Жек достал из кармана куртки жестяную коробочку, открыл ее и извлек четыре заранее заряженных шприца. По знаку Мальтуса Хактара Фрасист Богх и Шари, который постепенно оправлялся после попытки Гаркота задушить его, сняли крышку с первого саркофага — саркофага Афикит. Им в лица хлестнул порыв ледяного воздуха, пропитанного вонью криохимикатов. Облако конденсата, окутавшее бледное тело молодой женщины, испарилось. Шари уже забыл, какой красавицей была его мама Афикит; при виде ее черт — сверхъестественно изящных, расслабленных и еще более пленительных в отрешенности ледяного сна, — его обуяли эмоции, на время затмившие боль в шее и раны в душе. На несколько мгновений он снова стал вольным, беззаботным ребенком, носился по гимлайским горам, летал на камне в компании орлов, купался в ледяных потоках…
Фрасист Богх взял код и шприц, который ему протянул Жек, снял предохранительный колпачок, воткнул оголенный конец иглы в крошечное темное пятно сверху сферы, проткнул защитную мембрану, осторожно потянул за шток, чтобы вобрать образец ДНК криогенизованного и смешать с реанимационными химикатами. Он проконсультировался у крио-бальзамировщиков Церкви и повторял эти жесты в воображении снова и снова, как если бы всегда предчувствовал, что времени на них у него будет очень мало. Не колеблясь он поднял руку Афикит, воткнул иглу (специглу, предназначенную для прокалывания самых жестких тканей) в сгиб локтя, в жесткую синеватую черточку вены, и надавил большим пальцем на упор штока. Ему потребовалось около пятнадцати секунд, чтобы перенести в неподвижное тело все содержимое шприца; затем, не дожидаясь реакции молодой женщины и не беспокоясь обо все приближающихся вспышках или нарастающем гаме, он взял второй шприц и сделал знак открыть саркофаг Сан-Франциско (к большому разочарованию Жека, который испугался, что для Йелли не хватит времени до вторжения нападающих). Пары размораживания, холодные и пахучие, смешались с пылью и дымом, образуя непрозрачный туман. Фрасист Богх сделал три неудачных попытки, прежде чем пронзил толстую кожу жерзалемянина, чьи черты лица и длинные черные волосы напомнили Шари горного безумца.
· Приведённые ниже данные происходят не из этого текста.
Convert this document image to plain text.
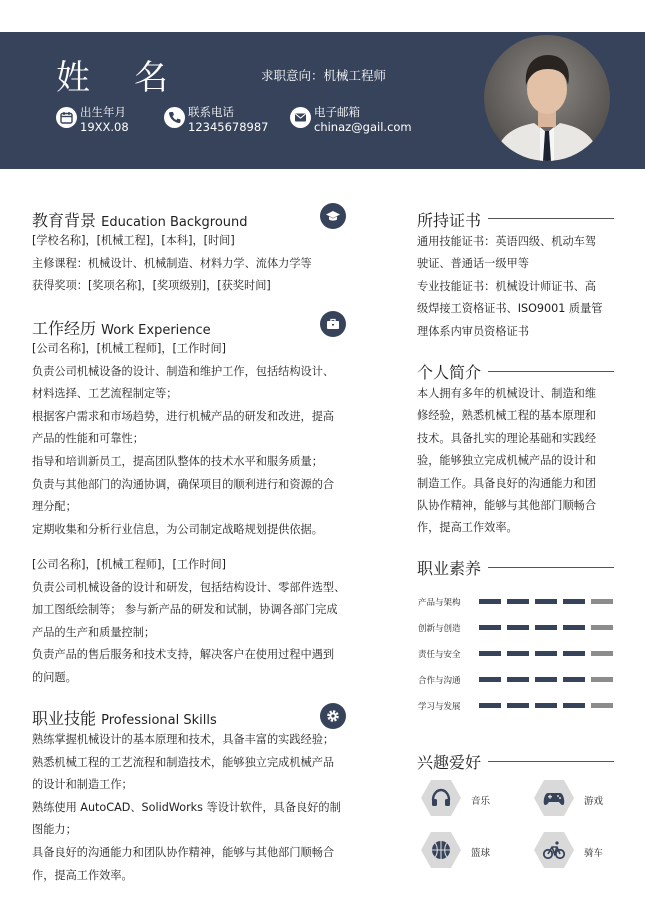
姓名	求职意向：机械工程师
出生年月
19XX.08
联系电话
12345678987
电子邮箱
chinaz@gail.com
教育背景 Education Background
[学校名称]，[机械工程]，[本科]，[时间]
主修课程：机械设计、机械制造、材料力学、流体力学等
获得奖项：[奖项名称]，[奖项级别]，[获奖时间]
工作经历 Work Experience
[公司名称]，[机械工程师]，[工作时间]
负责公司机械设备的设计、制造和维护工作，包括结构设计、
材料选择、工艺流程制定等；
根据客户需求和市场趋势，进行机械产品的研发和改进，提高
产品的性能和可靠性；
指导和培训新员工，提高团队整体的技术水平和服务质量；
负责与其他部门的沟通协调，确保项目的顺利进行和资源的合
理分配；
定期收集和分析行业信息，为公司制定战略规划提供依据。
[公司名称]，[机械工程师]，[工作时间]
负责公司机械设备的设计和研发，包括结构设计、零部件选型、
加工图纸绘制等； 参与新产品的研发和试制，协调各部门完成
产品的生产和质量控制；
负责产品的售后服务和技术支持，解决客户在使用过程中遇到
的问题。
职业技能 Professional Skills
熟练掌握机械设计的基本原理和技术，具备丰富的实践经验；
熟悉机械工程的工艺流程和制造技术，能够独立完成机械产品
的设计和制造工作；
熟练使用 AutoCAD、SolidWorks 等设计软件，具备良好的制
图能力；
具备良好的沟通能力和团队协作精神，能够与其他部门顺畅合
作，提高工作效率。
所持证书
通用技能证书：英语四级、机动车驾
驶证、普通话一级甲等
专业技能证书：机械设计师证书、高
级焊接工资格证书、ISO9001 质量管
理体系内审员资格证书
个人简介
本人拥有多年的机械设计、制造和维
修经验，熟悉机械工程的基本原理和
技术。具备扎实的理论基础和实践经
验，能够独立完成机械产品的设计和
制造工作。具备良好的沟通能力和团
队协作精神，能够与其他部门顺畅合
作，提高工作效率。
职业素养
产品与架构
创新与创造
责任与安全
合作与沟通
学习与发展
兴趣爱好
音乐	游戏
篮球	骑车
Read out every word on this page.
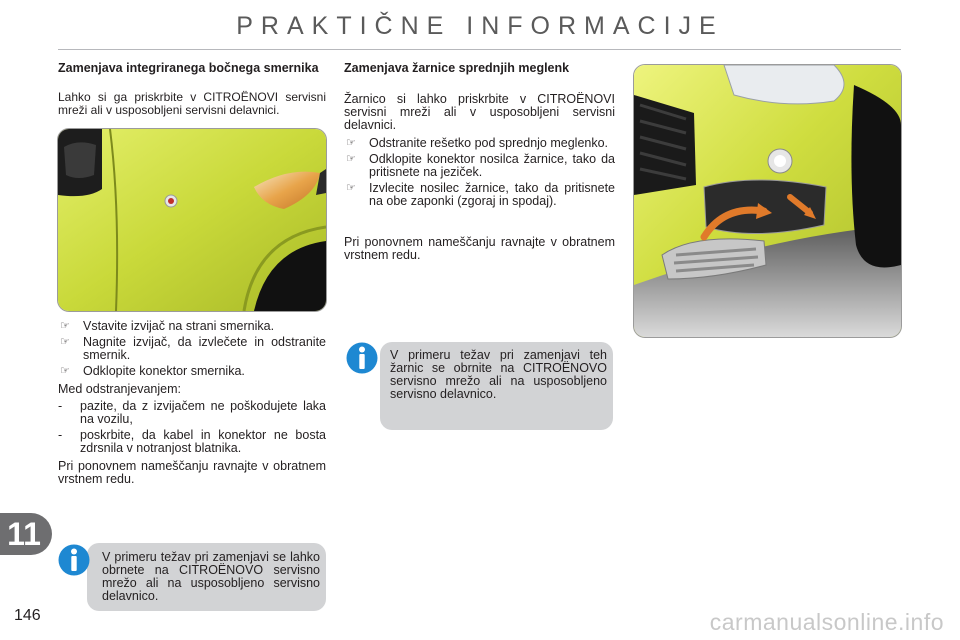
PRAKTIČNE INFORMACIJE
Zamenjava integriranega bočnega smernika
Lahko si ga priskrbite v CITROËNOVI servisni mreži ali v usposobljeni servisni delavnici.
☞ Vstavite izvijač na strani smernika.
☞ Nagnite izvijač, da izvlečete in odstranite smernik.
☞ Odklopite konektor smernika.
Med odstranjevanjem:
- pazite, da z izvijačem ne poškodujete laka na vozilu,
- poskrbite, da kabel in konektor ne bosta zdrsnila v notranjost blatnika.
Pri ponovnem nameščanju ravnajte v obratnem vrstnem redu.
V primeru težav pri zamenjavi se lahko obrnete na CITROËNOVO servisno mrežo ali na usposobljeno servisno delavnico.
Zamenjava žarnice sprednjih meglenk
Žarnico si lahko priskrbite v CITROËNOVI servisni mreži ali v usposobljeni servisni delavnici.
☞ Odstranite rešetko pod sprednjo meglenko.
☞ Odklopite konektor nosilca žarnice, tako da pritisnete na jeziček.
☞ Izvlecite nosilec žarnice, tako da pritisnete na obe zaponki (zgoraj in spodaj).
Pri ponovnem nameščanju ravnajte v obratnem vrstnem redu.
V primeru težav pri zamenjavi teh žarnic se obrnite na CITROËNOVO servisno mrežo ali na usposobljeno servisno delavnico.
11
146	carmanualsonline.info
— Глядите! Она шевелится! — взволнованно завопил Жек.
Трое мужчин повернули головы в сторону саркофага Афикит. Она действительно пошевелила рукой, открыла веки, и ее грудь, таз и ноги сотрясла сильная дрожь. Жизнь грубо брала свое, стремясь вернуть обратно территорию, откуда ее изгнали более чем на три года. Опорожнив шприц в руку Сан-Франциско, Фрасист Богх быстро скинул свой стихарь и отдал его Жеку.
— Дай этим ей прикрыться…
Стараясь подняться и удержаться в положении сидя, Афикит ухватилась за стойки саркофага. Ее отливающие золотом волосы постепенно теряли жесткость и падали шелковистыми каскадами на плечи и грудь. Прелестные бирюзовые глаза с золотыми блестками остановились на анжорце, который, не в силах вымолвить ни слова, протянул ей стихарь Фрасиста Богха. Она нахмурилась и внимательно посмотрела на него, как будто пыталась понять смысл окружающей картины, найти имя, что-то вспомнить об этом стоящем перед ней одиннадцати— или двенадцатилетнем мальчике, одетом в сиракузянский облеган. Она повернула голову и обвела взглядом комнату, погруженную в дымный сумрак и время от времени прорезаемую слепящими молниями. На миг ее внимание, видимо, привлек шум, доносящийся из коридора, далее — размытые силуэты Фрасиста Богха, Шари и Мальтуса Хактара, которые метались вокруг саркофагов Феникс и Йелли; а затем она, словно ни в одной из этих деталей не нашла ответов на бесчисленные вопросы, обрушившиеся на ее рассудок, снова посмотрела на Жека.